Well, for one thing, did anyone finally decide about whether there will be a "serious S&B?" And is WM's ban on political and religous discussions final or has it been revoked?


----------



## Ithrynluin (Nov 9, 2003)

> did anyone finally decide about whether there will be a "serious S&B?"



No. But we can discuss it if you'd like. I'll open a new thread about it and see what the members think.



> And is WM's ban on political and religous discussions final or has it been revoked?



See this.

Religious and political topics haven't been banned, they can still be discussed in Stuff and Bother. But we will not encourage it by giving it its own forum.


----------



## Helcaraxë (Nov 16, 2003)

So essentially you're trying to keep these types of discussions to a minimum? Then, we're not suppose to discuss religious or political topics for any length of time, but it's alright if they come up occasionally?

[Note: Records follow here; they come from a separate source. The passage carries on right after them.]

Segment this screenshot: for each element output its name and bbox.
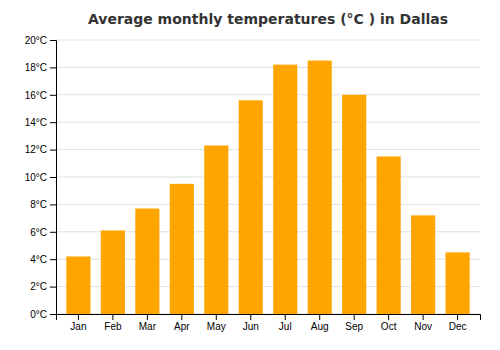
y-tick-label: 2°C	[30, 281, 47, 292]
x-tick: Jan	[70, 314, 86, 332]
x-tick-label: Mar	[139, 321, 157, 332]
x-tick: Nov	[414, 314, 432, 332]
x-tick: Apr	[174, 314, 190, 332]
y-tick-mark	[50, 40, 56, 41]
y-tick: 16°C	[25, 90, 56, 101]
bar	[377, 156, 401, 314]
x-tick-mark	[354, 314, 355, 320]
x-tick-label: Jul	[279, 321, 292, 332]
x-tick: Aug	[311, 314, 329, 332]
bar	[446, 252, 470, 314]
grid-line	[56, 40, 480, 41]
y-axis: 0°C 2°C 4°C 6°C 8°C 10°C 12°C 14°C 16°C 18°C 20°C	[25, 35, 57, 320]
grid-line	[56, 94, 480, 95]
y-tick: 6°C	[30, 227, 56, 238]
bar	[273, 65, 297, 314]
x-tick-label: Apr	[174, 321, 190, 332]
chart-title: Average monthly temperatures (°C ) in Da…	[88, 11, 448, 27]
x-tick-mark	[457, 314, 458, 320]
y-tick-mark	[50, 287, 56, 288]
x-axis: Jan Feb Mar Apr May Jun Jul Aug Sep Oct Nov Dec	[57, 314, 481, 332]
x-tick: Mar	[139, 314, 157, 332]
y-tick-label: 8°C	[30, 199, 47, 210]
y-tick: 0°C	[30, 309, 56, 320]
bar	[170, 184, 194, 314]
x-tick-label: May	[207, 321, 226, 332]
chart-container: Jan Feb Mar Apr May Jun Jul Aug Sep Oct Nov Dec 0°C 2…	[0, 0, 500, 350]
y-tick-label: 12°C	[25, 144, 47, 155]
x-tick-mark	[423, 314, 424, 320]
y-tick-mark	[50, 177, 56, 178]
y-tick-label: 4°C	[30, 254, 47, 265]
x-tick-mark	[250, 314, 251, 320]
y-tick-mark	[50, 122, 56, 123]
grid-line	[56, 177, 480, 178]
bar	[66, 256, 90, 314]
grid	[56, 40, 480, 314]
x-tick-label: Jun	[243, 321, 259, 332]
chart-svg: Jan Feb Mar Apr May Jun Jul Aug Sep Oct Nov Dec 0°C 2…	[0, 0, 500, 350]
y-tick-mark	[50, 204, 56, 205]
bar	[204, 145, 228, 314]
bar	[239, 100, 263, 314]
x-axis-line	[57, 315, 481, 321]
x-tick-mark	[216, 314, 217, 320]
x-tick-mark	[181, 314, 182, 320]
y-tick-mark	[50, 259, 56, 260]
x-tick-mark	[285, 314, 286, 320]
x-tick-label: Jan	[70, 321, 86, 332]
x-tick-label: Nov	[414, 321, 432, 332]
x-tick-label: Feb	[104, 321, 122, 332]
bar	[342, 95, 366, 314]
y-tick-label: 14°C	[25, 117, 47, 128]
y-tick-mark	[50, 95, 56, 96]
bar	[308, 61, 332, 314]
y-tick-label: 0°C	[30, 309, 47, 320]
x-tick: Sep	[345, 314, 363, 332]
x-tick-mark	[388, 314, 389, 320]
bars	[66, 61, 469, 314]
y-tick-label: 6°C	[30, 227, 47, 238]
x-tick-label: Sep	[345, 321, 363, 332]
y-tick: 8°C	[30, 199, 56, 210]
grid-line	[56, 122, 480, 123]
y-tick: 14°C	[25, 117, 56, 128]
y-tick-label: 20°C	[25, 35, 47, 46]
x-tick: Oct	[381, 314, 397, 332]
y-tick: 4°C	[30, 254, 56, 265]
plot: Jan Feb Mar Apr May Jun Jul Aug Sep Oct Nov Dec 0°C 2…	[25, 35, 481, 332]
y-tick-mark	[50, 232, 56, 233]
y-tick: 2°C	[30, 281, 56, 292]
y-tick-label: 10°C	[25, 172, 47, 183]
y-axis-line	[50, 41, 57, 315]
bar	[411, 215, 435, 314]
grid-line	[56, 149, 480, 150]
grid-line	[56, 204, 480, 205]
x-tick-label: Aug	[311, 321, 329, 332]
y-tick-mark	[50, 67, 56, 68]
y-tick-mark	[50, 150, 56, 151]
y-tick-mark	[50, 314, 56, 315]
x-tick: Jun	[243, 314, 259, 332]
y-tick: 10°C	[25, 172, 56, 183]
y-tick-label: 16°C	[25, 90, 47, 101]
x-tick-label: Oct	[381, 321, 397, 332]
bar	[101, 230, 125, 314]
y-tick: 12°C	[25, 144, 56, 155]
bar	[135, 209, 159, 314]
x-tick-label: Dec	[449, 321, 467, 332]
y-tick: 20°C	[25, 35, 56, 46]
y-tick: 18°C	[25, 62, 56, 73]
x-tick-mark	[319, 314, 320, 320]
x-tick-mark	[112, 314, 113, 320]
x-tick: May	[207, 314, 226, 332]
x-tick: Jul	[279, 314, 292, 332]
x-tick: Dec	[449, 314, 467, 332]
x-tick-mark	[147, 314, 148, 320]
y-tick-label: 18°C	[25, 62, 47, 73]
x-tick: Feb	[104, 314, 122, 332]
x-tick-mark	[78, 314, 79, 320]
grid-line	[56, 67, 480, 68]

And are we allowed to START a thread about these types of discussions?


----------



## Ithrynluin (Nov 16, 2003)

http://www.thetolkienforum.com/showthread.php?s=&postid=375820#post375820

Another link for you to enjoy.


----------



## Helcaraxë (Nov 18, 2003)

Thanks, but what I don't think WM made perfectly clear was whether THREADS SOLELY devoted to off-topic discussions like religion or soft drinks can be started in S&B. Or, can we only discuss it when it occasinally comes up but not permanently in a thread?


----------



## Ithrynluin (Nov 18, 2003)

The way WM worded that post is a little clumsy, but *anything* can be discussed in Stuff and Bother (keeping in mind that this is a family forum...).


----------